As of now, once the products are launched, Lupin will be getting a regular revenue flow, as well as milestone-based payments in addition to some upfront payment. Details of financials have not been disclosed. Since the revenues are expected to start flowing from FY17, analysts have not upgraded their near-term earnings estimates. The agreement with Salix is for exclusive rights to market, distribute and sell some of Salix products in Canada. This is being looked as a positive step since Lupin is in the process of establishing its Canadian presence. Thus, the addition of this significant product portfolio opens growth opportunities.

US remains key driver
Most analysts remain bullish on Lupin's prospects, looking at the strong growth in the US market, driven by existing products and new launch plans.

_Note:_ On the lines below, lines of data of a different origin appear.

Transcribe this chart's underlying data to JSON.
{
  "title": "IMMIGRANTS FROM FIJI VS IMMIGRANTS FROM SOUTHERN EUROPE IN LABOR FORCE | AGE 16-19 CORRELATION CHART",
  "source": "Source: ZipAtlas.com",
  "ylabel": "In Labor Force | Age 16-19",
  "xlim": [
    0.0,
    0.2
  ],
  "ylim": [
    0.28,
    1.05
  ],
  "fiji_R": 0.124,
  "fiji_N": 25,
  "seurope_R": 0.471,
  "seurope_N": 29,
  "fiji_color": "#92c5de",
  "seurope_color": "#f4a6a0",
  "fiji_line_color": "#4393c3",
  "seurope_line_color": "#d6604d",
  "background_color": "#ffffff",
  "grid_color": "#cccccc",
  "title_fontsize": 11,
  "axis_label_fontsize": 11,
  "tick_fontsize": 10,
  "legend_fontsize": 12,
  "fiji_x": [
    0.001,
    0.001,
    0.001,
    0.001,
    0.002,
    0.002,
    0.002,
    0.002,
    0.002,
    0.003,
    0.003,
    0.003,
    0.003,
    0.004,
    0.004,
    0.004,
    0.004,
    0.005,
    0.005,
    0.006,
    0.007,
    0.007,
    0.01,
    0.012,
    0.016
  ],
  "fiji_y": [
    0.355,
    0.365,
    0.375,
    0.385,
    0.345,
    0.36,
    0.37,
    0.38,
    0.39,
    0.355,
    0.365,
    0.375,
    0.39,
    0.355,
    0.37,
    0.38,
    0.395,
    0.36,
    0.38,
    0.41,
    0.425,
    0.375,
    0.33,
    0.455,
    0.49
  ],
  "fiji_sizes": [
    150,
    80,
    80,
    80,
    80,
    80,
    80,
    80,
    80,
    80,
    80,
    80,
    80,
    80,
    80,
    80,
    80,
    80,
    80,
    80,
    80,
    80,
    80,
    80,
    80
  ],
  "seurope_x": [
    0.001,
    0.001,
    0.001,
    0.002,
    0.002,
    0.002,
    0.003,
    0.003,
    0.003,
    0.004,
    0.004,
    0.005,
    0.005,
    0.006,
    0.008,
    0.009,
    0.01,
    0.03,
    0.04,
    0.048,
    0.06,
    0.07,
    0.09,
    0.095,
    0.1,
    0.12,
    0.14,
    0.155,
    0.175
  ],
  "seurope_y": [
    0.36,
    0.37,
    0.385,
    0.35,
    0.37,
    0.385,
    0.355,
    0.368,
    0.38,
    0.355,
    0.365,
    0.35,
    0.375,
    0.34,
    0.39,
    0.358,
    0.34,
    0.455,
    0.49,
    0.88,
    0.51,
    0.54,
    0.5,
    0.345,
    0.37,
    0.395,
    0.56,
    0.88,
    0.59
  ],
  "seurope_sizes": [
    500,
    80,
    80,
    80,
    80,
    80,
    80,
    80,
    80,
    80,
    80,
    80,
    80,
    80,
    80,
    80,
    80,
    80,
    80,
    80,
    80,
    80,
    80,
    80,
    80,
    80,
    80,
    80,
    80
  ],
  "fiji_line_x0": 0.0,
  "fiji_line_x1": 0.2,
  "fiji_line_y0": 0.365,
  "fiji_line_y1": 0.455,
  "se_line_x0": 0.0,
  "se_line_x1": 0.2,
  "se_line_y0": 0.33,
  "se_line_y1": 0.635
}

The generics of anti-depressant Cymbalta, cholesterol lowering Niaspan, anti-bacterial Zymaxid and HIV treatment drug Trazivir had driven US sales growth in the June quarter and continue to do well. Zymaxid and Trazivir have remained a two-player market, despite three quarters of genericisation. Though oral contraceptives are doing well, new launches are expected that will help expand the portfolio.

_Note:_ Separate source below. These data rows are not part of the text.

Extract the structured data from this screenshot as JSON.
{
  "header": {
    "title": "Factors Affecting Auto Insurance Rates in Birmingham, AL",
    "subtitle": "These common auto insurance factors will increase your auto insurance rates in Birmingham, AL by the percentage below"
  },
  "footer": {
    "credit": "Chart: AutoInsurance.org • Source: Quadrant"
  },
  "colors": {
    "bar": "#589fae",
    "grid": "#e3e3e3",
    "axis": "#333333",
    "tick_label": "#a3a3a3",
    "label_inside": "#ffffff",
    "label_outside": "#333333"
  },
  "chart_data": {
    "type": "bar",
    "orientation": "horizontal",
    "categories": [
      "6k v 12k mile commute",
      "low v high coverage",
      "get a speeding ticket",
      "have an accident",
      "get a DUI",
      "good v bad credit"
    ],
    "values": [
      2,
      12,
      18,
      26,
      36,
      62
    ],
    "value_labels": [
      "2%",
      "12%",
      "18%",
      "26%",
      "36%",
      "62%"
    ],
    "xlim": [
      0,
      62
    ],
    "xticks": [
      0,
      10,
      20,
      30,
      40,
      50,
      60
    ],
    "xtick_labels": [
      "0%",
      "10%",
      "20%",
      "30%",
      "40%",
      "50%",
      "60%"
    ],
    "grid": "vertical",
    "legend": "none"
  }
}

The limited competition products and speciality focus will boost growth. On this front, the respiratory and dermatology filings, as well as scaling up of complex injectibles (through acquisition of Dutch company Nanomi in February) and biosimilar portfolio (joint venture with Japanese company Yoshindo in April) will emerge as long-term growth drivers.

In India, though growth is much better than last year, there was some disappointment in the month of August.

Growth of 8.5 per cent in August, though ahead of industry growth of 8 per cent, came lower than 13.2 per cent in July. This has led fiscal-year-to-date growth slowing to 12.4 per cent (as per Prabhudas Lilladher research) against management's expectation of 15 per cent.